Thursday, February 11, 2010

Dublin's New Mayor - Who'll Bridge the Divide Between Ballier and Blackrock?

Diamond Joe Quimby - the most likely winner, God help usThe election for the first directly elected Lord Mayor of Dublin was always going to be exciting. The George Lee resignation has made it even more so.

The election is important nationally as it’s potentially a sea change in politics, in the way we choose our politicians (directly elected Mayoralties are meant to roll out to Galway, Cork and other cities if Dublin goes well). A directly elected Mayor is, potentially, someone on whom to pin the buck. Even a hint of accountability would be a treat compared to the current system.

Not that the new Dublin Mayor will have the power to do much. The draft legislation for his or election was approved by Cabinet on Tuesday, but details of what exactly the position will entail aren’t due until next week. However, your correspondent seems to recall Conor Lenihan using the phrase “however limited his powers” about the new Mayor on the Sham Shmyth radio show recently, which should give potential Mayoral candidates pause for thought and reflection.

Interpreting those runes, if any newly elected Mayor shows any symptoms of any Obama-esque dreams of change, they will be told no, you can’t, fairly lively. We’ll have no boat-rocking here, thank you very much. Now feck off out to Finglas and open that clinic, here’s two Euro for the bus.

But they’ll run, all the same. It’s what they do. You might as well ask a junkie to switch to a nice cup of Horlicks at night as ask a politician not to run for election, no matter how ceremonial the actual job.

Paddy Power, a man never knowingly caught napping, has made book on who the new Mayor may be, and it’s an eclectic field. A bit too eclectic – betting men would be better advised to see whom the parties field before parting with any wedge, because even choosing a candidate within the major parties themselves is a far from trivial task.

The so-called left are energised at the moment after the local election result, and would be the biggest party in Dublin if the general election were held in the morning. Contrary to their acolytes in the media, this is not a swing to the left in urban areas. This is a lot of civil servants who don’t fancy pay cuts. But how and ever – choosing a left candidate will be tricky.

An Spailpín’s guess is that Labour are praying desperately that Joe Higgins is happy among the Walloons at the moment, and is not planning a homecoming. Joe got a big, fat vote for himself but Joe is far too loose a cannon for the apparatchiks in the Labour Party to trust, and the people who voted for Joe in previous elections may think again if Joe has the power to strike rates.

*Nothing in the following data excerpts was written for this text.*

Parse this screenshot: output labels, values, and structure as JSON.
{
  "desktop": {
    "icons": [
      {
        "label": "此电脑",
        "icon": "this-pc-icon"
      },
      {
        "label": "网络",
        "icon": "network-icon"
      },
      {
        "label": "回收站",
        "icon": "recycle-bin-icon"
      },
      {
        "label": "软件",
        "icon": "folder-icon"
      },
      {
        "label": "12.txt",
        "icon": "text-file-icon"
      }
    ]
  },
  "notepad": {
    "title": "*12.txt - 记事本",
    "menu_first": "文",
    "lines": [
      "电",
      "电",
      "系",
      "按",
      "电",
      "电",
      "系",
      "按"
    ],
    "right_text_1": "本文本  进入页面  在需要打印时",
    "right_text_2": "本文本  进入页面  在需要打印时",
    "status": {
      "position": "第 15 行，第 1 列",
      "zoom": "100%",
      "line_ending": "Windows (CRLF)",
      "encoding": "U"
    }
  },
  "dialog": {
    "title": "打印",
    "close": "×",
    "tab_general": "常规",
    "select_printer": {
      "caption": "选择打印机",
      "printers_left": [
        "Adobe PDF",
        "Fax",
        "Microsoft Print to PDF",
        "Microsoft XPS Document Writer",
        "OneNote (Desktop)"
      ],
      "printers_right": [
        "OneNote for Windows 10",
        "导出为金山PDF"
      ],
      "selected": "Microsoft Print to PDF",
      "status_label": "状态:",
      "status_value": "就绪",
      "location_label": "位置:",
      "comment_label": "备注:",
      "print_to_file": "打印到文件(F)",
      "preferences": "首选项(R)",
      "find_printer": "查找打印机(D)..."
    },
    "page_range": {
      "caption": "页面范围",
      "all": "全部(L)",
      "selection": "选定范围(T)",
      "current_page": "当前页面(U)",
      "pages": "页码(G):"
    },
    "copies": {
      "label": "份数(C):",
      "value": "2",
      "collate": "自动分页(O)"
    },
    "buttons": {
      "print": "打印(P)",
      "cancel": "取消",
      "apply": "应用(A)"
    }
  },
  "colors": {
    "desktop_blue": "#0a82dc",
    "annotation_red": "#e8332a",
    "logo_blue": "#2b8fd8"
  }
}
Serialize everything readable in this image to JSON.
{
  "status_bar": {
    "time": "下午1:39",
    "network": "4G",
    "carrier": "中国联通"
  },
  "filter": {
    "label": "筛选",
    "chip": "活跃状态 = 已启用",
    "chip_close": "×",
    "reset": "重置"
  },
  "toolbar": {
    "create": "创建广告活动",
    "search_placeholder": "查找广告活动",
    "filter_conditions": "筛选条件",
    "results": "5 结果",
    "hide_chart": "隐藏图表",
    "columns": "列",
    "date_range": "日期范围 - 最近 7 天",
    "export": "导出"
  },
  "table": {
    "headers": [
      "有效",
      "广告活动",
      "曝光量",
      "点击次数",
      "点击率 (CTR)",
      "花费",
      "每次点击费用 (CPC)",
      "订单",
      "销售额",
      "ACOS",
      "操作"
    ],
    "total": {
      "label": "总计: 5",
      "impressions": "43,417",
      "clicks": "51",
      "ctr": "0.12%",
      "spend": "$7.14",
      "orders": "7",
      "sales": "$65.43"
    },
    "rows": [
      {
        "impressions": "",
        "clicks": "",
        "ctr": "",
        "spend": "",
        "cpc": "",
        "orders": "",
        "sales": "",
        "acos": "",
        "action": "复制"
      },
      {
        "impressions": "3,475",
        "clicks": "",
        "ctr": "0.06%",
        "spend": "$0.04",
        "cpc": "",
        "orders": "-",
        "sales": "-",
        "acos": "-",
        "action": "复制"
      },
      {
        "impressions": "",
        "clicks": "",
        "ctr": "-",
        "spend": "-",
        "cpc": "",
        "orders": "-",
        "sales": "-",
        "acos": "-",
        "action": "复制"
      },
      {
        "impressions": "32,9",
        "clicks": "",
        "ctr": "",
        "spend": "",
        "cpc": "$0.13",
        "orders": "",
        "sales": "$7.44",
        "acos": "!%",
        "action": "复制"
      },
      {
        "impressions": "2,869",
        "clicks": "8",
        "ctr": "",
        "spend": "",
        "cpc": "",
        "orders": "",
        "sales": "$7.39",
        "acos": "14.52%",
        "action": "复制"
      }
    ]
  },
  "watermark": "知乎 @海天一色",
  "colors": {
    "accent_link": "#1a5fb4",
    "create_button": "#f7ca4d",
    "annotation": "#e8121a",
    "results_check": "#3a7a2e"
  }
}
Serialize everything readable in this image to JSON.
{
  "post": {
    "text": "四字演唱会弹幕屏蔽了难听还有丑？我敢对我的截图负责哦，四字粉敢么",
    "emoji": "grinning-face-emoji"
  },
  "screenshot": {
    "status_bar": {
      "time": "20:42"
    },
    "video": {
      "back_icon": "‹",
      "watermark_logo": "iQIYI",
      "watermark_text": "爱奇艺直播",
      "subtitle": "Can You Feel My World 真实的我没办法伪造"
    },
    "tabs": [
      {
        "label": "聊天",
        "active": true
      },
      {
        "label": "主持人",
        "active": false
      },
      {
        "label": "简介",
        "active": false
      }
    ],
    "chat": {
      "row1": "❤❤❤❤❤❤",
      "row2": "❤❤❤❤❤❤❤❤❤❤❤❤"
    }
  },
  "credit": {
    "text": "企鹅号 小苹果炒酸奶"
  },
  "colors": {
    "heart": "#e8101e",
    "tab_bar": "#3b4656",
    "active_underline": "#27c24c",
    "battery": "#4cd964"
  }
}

Fine Gael, meanwhile, must be still tearing their hair out in bunches. They held the line well for their first 24 hours of George Lee, but Brian Hayes’ shabby crack on the Pat Kenny show yesterday did them no favours and the lack of grace under pressure demonstrated how much the Lee resignation has thrown them.

The party is reeling, and there is a big huge swathe of Fine Gael voters in Dublin who do not like seeing their party run by a culchie, as reported by the always excellent Olivia O’Leary on RTÉ’s Drivetime during that Dublin South by-election last year. Not even Coveney, probably, although they might be open to negotiation on that. Fine Gael’s best candidate may be the highly personable Lucinda Creighton, but whether she’d be willing to be give up a safe Dáil seat for a role that may have little power is open to question.

For a long time, it looked like the Dublin Mayoral Election would be a suicide mission for Fianna Fáil, where they’d send a man out on a mission from which he may very well not come back. Their aim may be slightly higher now, as they slowly rise in the polls and eagerly await to see what damage George Lee has done Fine Gael. If Fianna Fáil end up running Conor Lenihan as Dublin Lord Mayor, An Spailpín Fánach wouldn’t be a bit surprised.

The field is open for a surprise candidate. Mannix Flynn, perhaps, although he would not be getting An Spailpín’s vote. The tricky thing is that the city is so very diverse – if you were to draw up a candidate from scratch, what would he or she look like? Northsider or Southsider? Dubs like Dubs, generally speaking, but what really is the demographic breakdown of the city?

There is a lot of talk about the emigrant population of the city, but the biggest immigrant population in the city, and the one that has always integrated with the most difficulty, remains the culchies.

Could the culchies be the kingmakers? Is there a sufficiently charismatic candidate out there who can unite both sides of the river, the rich and the poor, the immigrant and native populations, turn the political system on its head, and define his or her own Mayoralty, breaking free of the constraints of the job, energised by a popular mandate? Let’s hope so. It’s not a trivial ask but God knows, we could do with it.